Currently, neoadjuvant therapy for esophageal cancer is essential treatment. Therefore, patients who have undergone neoadjuvant therapy must be considered, as in our study, for predicting prognosis in esophageal cancer.

In addition, besides our risk calculator, there are no other biomarker or risk scoring systems for predicting recurrence that have shown reliability indicators as good as those in our risk model (HR 2.39; 95% CI 1.70–3.35 in the risk model for operative mortality). Furthermore, our risk model appears to be a better predictor than even clinical stage. The C-index of the risk model for operative mortality was 0.697, which was the highest C-index of any other risk factors. This finding suggests that both the reliability of the risk calculator for long-term outcome and preoperative factors contribute to prediction of prognosis of cancer.

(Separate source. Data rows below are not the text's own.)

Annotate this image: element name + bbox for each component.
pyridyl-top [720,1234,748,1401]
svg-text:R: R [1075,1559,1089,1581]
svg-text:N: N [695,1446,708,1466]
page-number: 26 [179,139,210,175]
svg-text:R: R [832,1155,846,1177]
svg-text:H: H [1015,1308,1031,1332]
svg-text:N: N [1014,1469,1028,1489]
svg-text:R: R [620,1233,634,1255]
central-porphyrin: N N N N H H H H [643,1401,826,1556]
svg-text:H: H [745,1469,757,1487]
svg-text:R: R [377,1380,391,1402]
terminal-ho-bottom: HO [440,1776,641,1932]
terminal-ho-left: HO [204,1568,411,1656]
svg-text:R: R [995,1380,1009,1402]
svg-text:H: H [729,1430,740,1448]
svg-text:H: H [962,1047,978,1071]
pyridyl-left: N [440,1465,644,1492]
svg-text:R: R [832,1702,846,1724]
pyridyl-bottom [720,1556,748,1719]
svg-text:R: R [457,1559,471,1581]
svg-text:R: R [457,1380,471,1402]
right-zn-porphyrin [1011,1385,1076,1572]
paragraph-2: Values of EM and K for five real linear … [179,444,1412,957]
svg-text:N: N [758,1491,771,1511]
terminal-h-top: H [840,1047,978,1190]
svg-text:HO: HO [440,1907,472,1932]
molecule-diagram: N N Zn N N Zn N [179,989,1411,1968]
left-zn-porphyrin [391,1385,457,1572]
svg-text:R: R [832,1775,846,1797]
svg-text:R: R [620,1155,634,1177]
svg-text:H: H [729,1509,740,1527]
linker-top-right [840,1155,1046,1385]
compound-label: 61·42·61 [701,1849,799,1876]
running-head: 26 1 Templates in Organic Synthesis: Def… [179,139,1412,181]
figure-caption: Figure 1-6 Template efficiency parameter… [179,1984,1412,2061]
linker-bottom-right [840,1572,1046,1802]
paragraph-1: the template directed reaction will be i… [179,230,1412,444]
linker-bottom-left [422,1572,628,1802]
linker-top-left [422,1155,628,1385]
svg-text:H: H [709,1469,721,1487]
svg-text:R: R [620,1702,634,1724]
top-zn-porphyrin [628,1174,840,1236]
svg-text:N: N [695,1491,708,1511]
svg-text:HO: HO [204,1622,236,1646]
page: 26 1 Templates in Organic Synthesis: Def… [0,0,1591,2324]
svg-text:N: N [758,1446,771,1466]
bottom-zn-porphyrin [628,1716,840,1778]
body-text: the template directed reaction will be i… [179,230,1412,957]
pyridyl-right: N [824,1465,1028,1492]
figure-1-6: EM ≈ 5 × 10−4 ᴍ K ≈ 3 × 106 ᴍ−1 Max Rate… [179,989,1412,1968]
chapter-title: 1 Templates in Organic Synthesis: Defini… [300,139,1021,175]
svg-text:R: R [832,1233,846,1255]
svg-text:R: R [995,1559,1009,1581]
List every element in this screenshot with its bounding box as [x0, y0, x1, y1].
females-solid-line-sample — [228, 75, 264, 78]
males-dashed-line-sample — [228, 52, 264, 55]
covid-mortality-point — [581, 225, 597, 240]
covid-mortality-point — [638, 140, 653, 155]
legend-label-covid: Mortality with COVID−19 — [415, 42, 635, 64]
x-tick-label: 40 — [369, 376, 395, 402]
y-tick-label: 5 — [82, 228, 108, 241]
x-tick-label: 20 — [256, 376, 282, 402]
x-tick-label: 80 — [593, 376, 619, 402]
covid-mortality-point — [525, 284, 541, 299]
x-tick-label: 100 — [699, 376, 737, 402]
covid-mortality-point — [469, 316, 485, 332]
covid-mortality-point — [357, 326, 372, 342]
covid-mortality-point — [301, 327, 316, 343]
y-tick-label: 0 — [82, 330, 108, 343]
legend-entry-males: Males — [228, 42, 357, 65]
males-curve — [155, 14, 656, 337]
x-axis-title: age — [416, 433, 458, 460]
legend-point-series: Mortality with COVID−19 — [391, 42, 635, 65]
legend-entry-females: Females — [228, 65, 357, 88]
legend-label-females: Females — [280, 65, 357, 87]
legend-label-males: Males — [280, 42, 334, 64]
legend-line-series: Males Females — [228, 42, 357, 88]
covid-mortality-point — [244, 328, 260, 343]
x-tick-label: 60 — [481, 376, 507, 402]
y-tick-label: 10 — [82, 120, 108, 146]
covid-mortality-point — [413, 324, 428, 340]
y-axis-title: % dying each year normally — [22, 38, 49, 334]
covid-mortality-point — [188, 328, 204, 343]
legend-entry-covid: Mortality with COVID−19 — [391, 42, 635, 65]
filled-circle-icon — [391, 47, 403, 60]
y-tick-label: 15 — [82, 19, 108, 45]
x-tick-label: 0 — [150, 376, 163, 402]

This study had limitations. First, it was a retrospective single-center study limited to a Japanese population and thus may have been subject to selection bias. Second, the results of surgical treatment also can be affected by hospital volume and training status, especially for high-risk operations such as esophagectomy.26 Our results need to be validated in a multicenter prospective study in the future.